Le ministre de l’Intérieur, Laurent Nuñez, a récemment présenté en Conseil des ministres un projet de loi intitulé « Ripost ». Ce texte, qui s’inscrit dans un contexte de pression politique sur la sécurité publique, vise à instaurer des mesures plus strictes pour lutter contre divers phénomènes perturbant l’ordre. L’examen parlementaire de ce projet est prévu avant l’été, avec une adoption espérée pour l’automne.
EN BREF
- Le projet de loi « Ripost » introduit des sanctions plus sévères pour les infractions quotidiennes.
- Il prévoit des amendes et peines de prison pour des délits liés au protoxyde d’azote et aux rodéos motorisés.
- L’examen de ce texte au Parlement est prévu avant l’été 2026.
Ce projet de loi, largement attendu, a été élaboré en réponse à des préoccupations croissantes concernant l’ordre public, notamment à l’approche des prochaines élections. Laurent Nuñez a exposé les principaux axes de ce texte lors d’une interview sur TF1 le 24 mars.

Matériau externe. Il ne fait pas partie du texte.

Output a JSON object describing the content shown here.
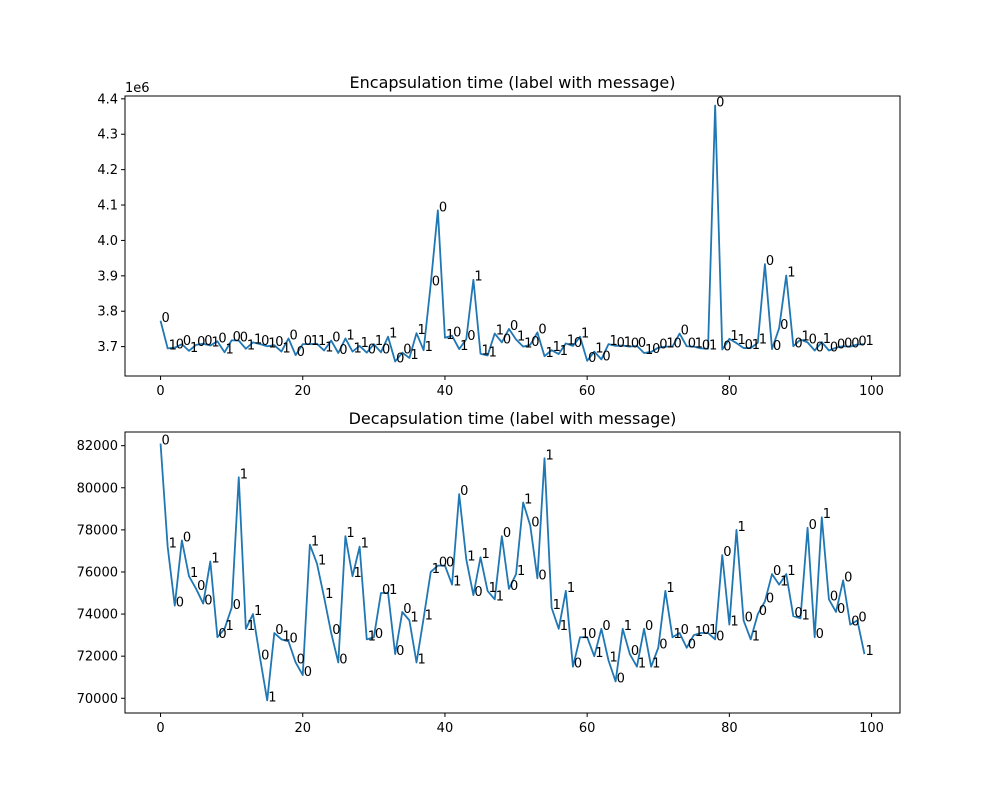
{
  "chart_data": [
    {
      "type": "line",
      "title": "Encapsulation time (label with message)",
      "xlabel": "",
      "ylabel": "",
      "offset_text": "1e6",
      "series_color": "#1f77b4",
      "xlim": [
        -5,
        104
      ],
      "ylim": [
        3.617,
        4.408
      ],
      "xticks": [
        0,
        20,
        40,
        60,
        80,
        100
      ],
      "yticks": [
        3.7,
        3.8,
        3.9,
        4.0,
        4.1,
        4.2,
        4.3,
        4.4
      ],
      "ytick_labels": [
        "3.7",
        "3.8",
        "3.9",
        "4.0",
        "4.1",
        "4.2",
        "4.3",
        "4.4"
      ],
      "grid": false,
      "x": [
        0,
        1,
        2,
        3,
        4,
        5,
        6,
        7,
        8,
        9,
        10,
        11,
        12,
        13,
        14,
        15,
        16,
        17,
        18,
        19,
        20,
        21,
        22,
        23,
        24,
        25,
        26,
        27,
        28,
        29,
        30,
        31,
        32,
        33,
        34,
        35,
        36,
        37,
        38,
        39,
        40,
        41,
        42,
        43,
        44,
        45,
        46,
        47,
        48,
        49,
        50,
        51,
        52,
        53,
        54,
        55,
        56,
        57,
        58,
        59,
        60,
        61,
        62,
        63,
        64,
        65,
        66,
        67,
        68,
        69,
        70,
        71,
        72,
        73,
        74,
        75,
        76,
        77,
        78,
        79,
        80,
        81,
        82,
        83,
        84,
        85,
        86,
        87,
        88,
        89,
        90,
        91,
        92,
        93,
        94,
        95,
        96,
        97,
        98,
        99
      ],
      "y": [
        3.773,
        3.695,
        3.697,
        3.707,
        3.688,
        3.705,
        3.708,
        3.703,
        3.715,
        3.684,
        3.718,
        3.717,
        3.694,
        3.712,
        3.707,
        3.701,
        3.704,
        3.686,
        3.723,
        3.676,
        3.707,
        3.707,
        3.708,
        3.689,
        3.717,
        3.682,
        3.723,
        3.686,
        3.702,
        3.683,
        3.707,
        3.684,
        3.728,
        3.658,
        3.683,
        3.668,
        3.738,
        3.69,
        3.876,
        4.085,
        3.725,
        3.731,
        3.693,
        3.721,
        3.889,
        3.68,
        3.675,
        3.737,
        3.712,
        3.75,
        3.72,
        3.7,
        3.705,
        3.74,
        3.673,
        3.69,
        3.679,
        3.709,
        3.702,
        3.728,
        3.66,
        3.686,
        3.664,
        3.707,
        3.702,
        3.703,
        3.7,
        3.702,
        3.682,
        3.685,
        3.697,
        3.7,
        3.7,
        3.737,
        3.701,
        3.7,
        3.695,
        3.694,
        4.381,
        3.692,
        3.722,
        3.71,
        3.696,
        3.696,
        3.711,
        3.933,
        3.693,
        3.752,
        3.901,
        3.701,
        3.72,
        3.712,
        3.689,
        3.713,
        3.689,
        3.697,
        3.701,
        3.7,
        3.706,
        3.707
      ],
      "labels": [
        "0",
        "1",
        "0",
        "0",
        "1",
        "0",
        "0",
        "1",
        "0",
        "1",
        "0",
        "0",
        "1",
        "1",
        "0",
        "1",
        "0",
        "1",
        "0",
        "0",
        "0",
        "1",
        "1",
        "1",
        "0",
        "0",
        "1",
        "1",
        "1",
        "0",
        "1",
        "0",
        "1",
        "0",
        "0",
        "1",
        "1",
        "1",
        "0",
        "0",
        "1",
        "0",
        "1",
        "0",
        "1",
        "1",
        "1",
        "1",
        "0",
        "0",
        "1",
        "1",
        "0",
        "0",
        "1",
        "1",
        "1",
        "1",
        "0",
        "1",
        "0",
        "1",
        "0",
        "1",
        "0",
        "1",
        "0",
        "0",
        "1",
        "0",
        "0",
        "1",
        "0",
        "0",
        "0",
        "1",
        "0",
        "1",
        "0",
        "0",
        "1",
        "1",
        "0",
        "1",
        "1",
        "0",
        "0",
        "0",
        "1",
        "0",
        "1",
        "0",
        "0",
        "1",
        "0",
        "0",
        "0",
        "0",
        "0",
        "1"
      ]
    },
    {
      "type": "line",
      "title": "Decapsulation time (label with message)",
      "xlabel": "",
      "ylabel": "",
      "series_color": "#1f77b4",
      "xlim": [
        -5,
        104
      ],
      "ylim": [
        69300,
        82650
      ],
      "xticks": [
        0,
        20,
        40,
        60,
        80,
        100
      ],
      "yticks": [
        70000,
        72000,
        74000,
        76000,
        78000,
        80000,
        82000
      ],
      "grid": false,
      "x": [
        0,
        1,
        2,
        3,
        4,
        5,
        6,
        7,
        8,
        9,
        10,
        11,
        12,
        13,
        14,
        15,
        16,
        17,
        18,
        19,
        20,
        21,
        22,
        23,
        24,
        25,
        26,
        27,
        28,
        29,
        30,
        31,
        32,
        33,
        34,
        35,
        36,
        37,
        38,
        39,
        40,
        41,
        42,
        43,
        44,
        45,
        46,
        47,
        48,
        49,
        50,
        51,
        52,
        53,
        54,
        55,
        56,
        57,
        58,
        59,
        60,
        61,
        62,
        63,
        64,
        65,
        66,
        67,
        68,
        69,
        70,
        71,
        72,
        73,
        74,
        75,
        76,
        77,
        78,
        79,
        80,
        81,
        82,
        83,
        84,
        85,
        86,
        87,
        88,
        89,
        90,
        91,
        92,
        93,
        94,
        95,
        96,
        97,
        98,
        99
      ],
      "y": [
        82100,
        77200,
        74400,
        77500,
        75800,
        75200,
        74500,
        76500,
        72900,
        73300,
        74300,
        80500,
        73300,
        74000,
        71900,
        69900,
        73100,
        72800,
        72700,
        71700,
        71100,
        77300,
        76400,
        74800,
        73100,
        71700,
        77700,
        75800,
        77200,
        72800,
        72900,
        75000,
        75000,
        72100,
        74100,
        73700,
        71700,
        73800,
        76000,
        76300,
        76300,
        75400,
        79700,
        76600,
        74900,
        76700,
        75100,
        74700,
        77700,
        75200,
        75900,
        79300,
        78200,
        75700,
        81400,
        74300,
        73300,
        75100,
        71500,
        72900,
        72900,
        72000,
        73300,
        71800,
        70800,
        73300,
        72100,
        71500,
        73300,
        71500,
        72400,
        75100,
        72900,
        73100,
        72400,
        73000,
        73100,
        73100,
        72800,
        76800,
        73500,
        78000,
        73700,
        72800,
        74000,
        74600,
        75900,
        75400,
        75900,
        73900,
        73800,
        78100,
        72900,
        78600,
        74700,
        74100,
        75600,
        73500,
        73700,
        72100
      ],
      "labels": [
        "0",
        "1",
        "0",
        "0",
        "1",
        "0",
        "0",
        "1",
        "0",
        "1",
        "0",
        "1",
        "1",
        "1",
        "0",
        "1",
        "0",
        "1",
        "0",
        "0",
        "0",
        "1",
        "1",
        "1",
        "0",
        "0",
        "1",
        "1",
        "1",
        "1",
        "0",
        "0",
        "1",
        "0",
        "0",
        "1",
        "1",
        "1",
        "1",
        "0",
        "0",
        "1",
        "0",
        "1",
        "0",
        "1",
        "1",
        "1",
        "0",
        "0",
        "1",
        "1",
        "0",
        "0",
        "1",
        "1",
        "1",
        "1",
        "0",
        "1",
        "0",
        "1",
        "0",
        "1",
        "0",
        "1",
        "0",
        "1",
        "0",
        "1",
        "0",
        "1",
        "1",
        "0",
        "0",
        "1",
        "0",
        "1",
        "0",
        "0",
        "1",
        "1",
        "0",
        "1",
        "0",
        "0",
        "0",
        "1",
        "1",
        "0",
        "1",
        "0",
        "0",
        "1",
        "0",
        "0",
        "0",
        "0",
        "0",
        "1"
      ]
    }
  ]
}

Un durcissement des sanctions
Parmi les mesures phares, l’amende forfaitaire pour usage de stupéfiants sera augmentée à 500 euros. Cette décision, annoncée par le président Emmanuel Macron lors d’une visite à Marseille en décembre 2025, se justifie selon lui par la nécessité de dissuader les comportements liés à la consommation de drogues.
En complément, le texte introduit des sanctions spécifiques concernant le protoxyde d’azote, de plus en plus utilisé à des fins récréatives. Les nouvelles dispositions prévoient :
- Un an de prison et 3 750 euros d’amende pour l’inhalation.
- Deux ans de prison et 7 500 euros d’amende pour le transport sans motif légitime.
- Trois ans de prison et 9 000 euros d’amende pour la conduite sous emprise.
- Six mois de prison et 7 500 euros d’amende pour la vente illégale, avec fermeture administrative des commerces concernés.
Des mesures contre les rodéos urbains et l’utilisation de mortiers d’artifice
Le texte vise également à lutter contre les rodéos motorisés en instaurant une amende forfaitaire de 800 euros, accompagnée d’une interdiction de conduire tout véhicule motorisé. Par ailleurs, l’usage et le transport illégal de mortiers d’artifice, devenus monnaie courante lors des affrontements avec les forces de l’ordre, seront punis de peines allant jusqu’à trois ans de prison, alors que la sanction actuelle est de six mois.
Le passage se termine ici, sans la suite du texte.